El evangelio comienza con una gran esperanza de paz: «Gloria a Dios en lo alto del cielo y paz en la tierra a los hombres que Él ama» (Lucas 2, 14). A partir de la noche de Navidad esta promesa resuena en el canto del Gloria. Es verdad que a continuación los evangelios evocan también las grandes pruebas que los pueblos atraviesan, el hambre, el desorden y la guerra. Pero el inicio del evangelio marca la tónica: Dios no ha enviado a su Hijo para que nada cambie. Su gloria en el cielo es la paz en la tierra. Incluso en las horas sombrías, el recuerdo de esta promesa es fuente de perseverancia.
Es el deseo de felicidad el que sostiene el esfuerzo humano por la paz. «Si uno quiere vivir y pasar años prósperos (...) busque la paz y corra tras ella» (1Pedro 3,10-11). Quien ama la vida está motivado por la paz. Pero esa paz es siempre frágil. Por eso hay que buscarla con determinación. La paz es como un pájaro temeroso que solamente una infinita paciencia llega a domesticar. Significa concretamente: neutralizar a tiempo el veneno de las palabras hirientes no detenerse en los malentendidos desactivar los inicios de conflictos. En resumen: «cubrir una multitud de pecados» (1Pedro 4,8). Es el amor el que lo realiza. El amor inventivo y dispuesto a perdonar es infatigable. Sabe quitar a las faltas y a los pecados lo que puede dañar y destruir la paz.

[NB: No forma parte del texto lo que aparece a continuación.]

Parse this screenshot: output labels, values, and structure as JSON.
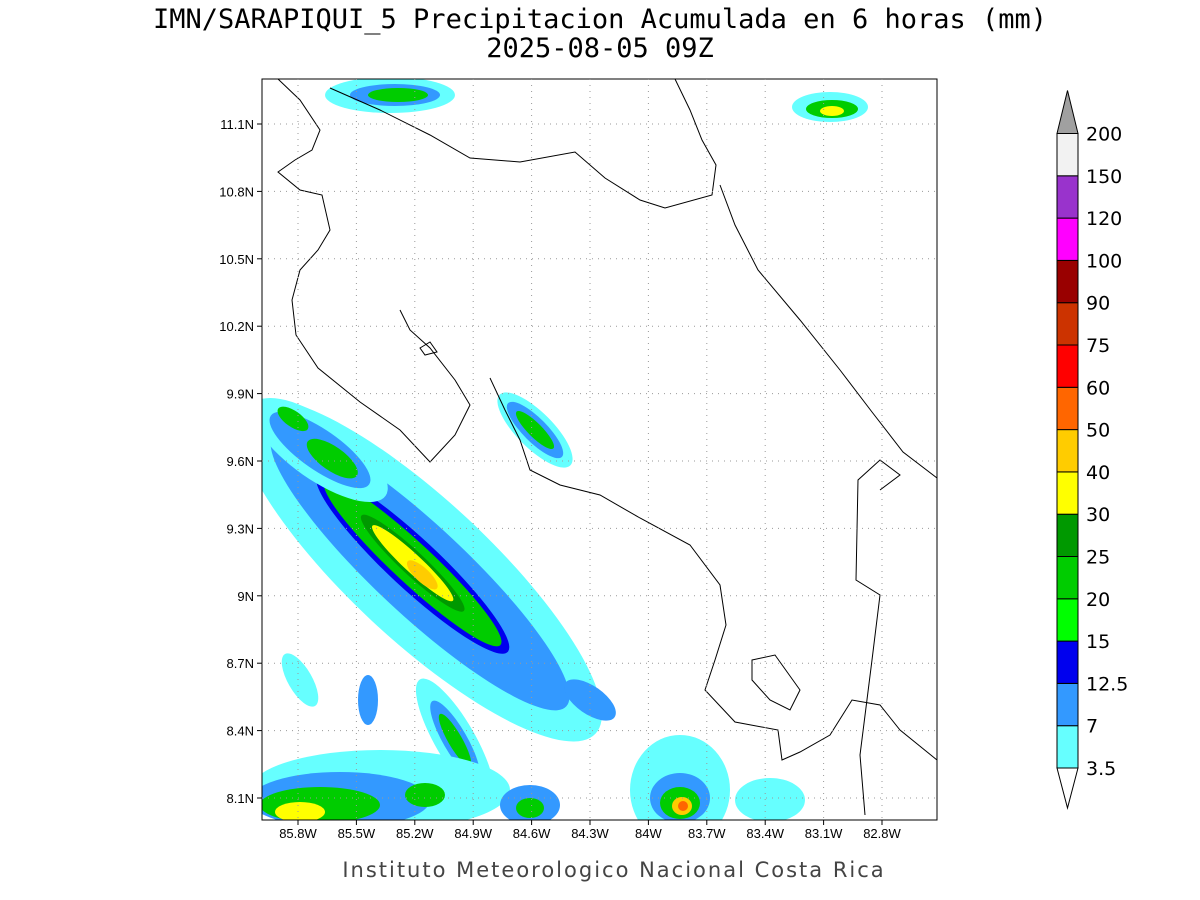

¿Pero cómo podemos perseverar cuando la paz no es verdaderamente posible, al menos en lo inmediato? El apóstol Pablo escribe: «Proponeos hacer el bien que todos aprueban. En lo posible, de vuestra parte, tened paz con todos» (Romanos 12,17-18). Pablo insiste en la esperanza de una paz universal. Pero cuando la paz con todos resulta imposible, no hay razón para estar de brazos caídos. La paz no es un asunto de todo o nada. La paz se empieza en cualquier parte, se prepara para el futuro.
Para Dios, incluso lo imposible es posible. Por medio de la oración hay puertas que se abren a lo inesperado. Rezar por la paz es como pedir el pan de cada día: hoy necesitamos pan, hoy necesitamos un poco de paz. En la oración no intentamos mirar lejos en el porvenir, sino que pedimos sencillamente lo que nos hace falta para hoy, como lo expresa el canto Da pacem in diebus nostris: da la paz a nuestros días.
San Pablo termina una de sus cartas con este saludo: «Que el Señor de la paz os dé siempre y en todo la paz.» (2Tesalonisences 3,16). En otras ocasiones llama a Dios «el Dios de la paz» y «el Dios de la esperanza» (Romanos 15,33 y 13). Un cristiano no puede desesperar de la paz, a menos que desespere de Dios. Porque nuestro Dios mismo es esperanza, es paz.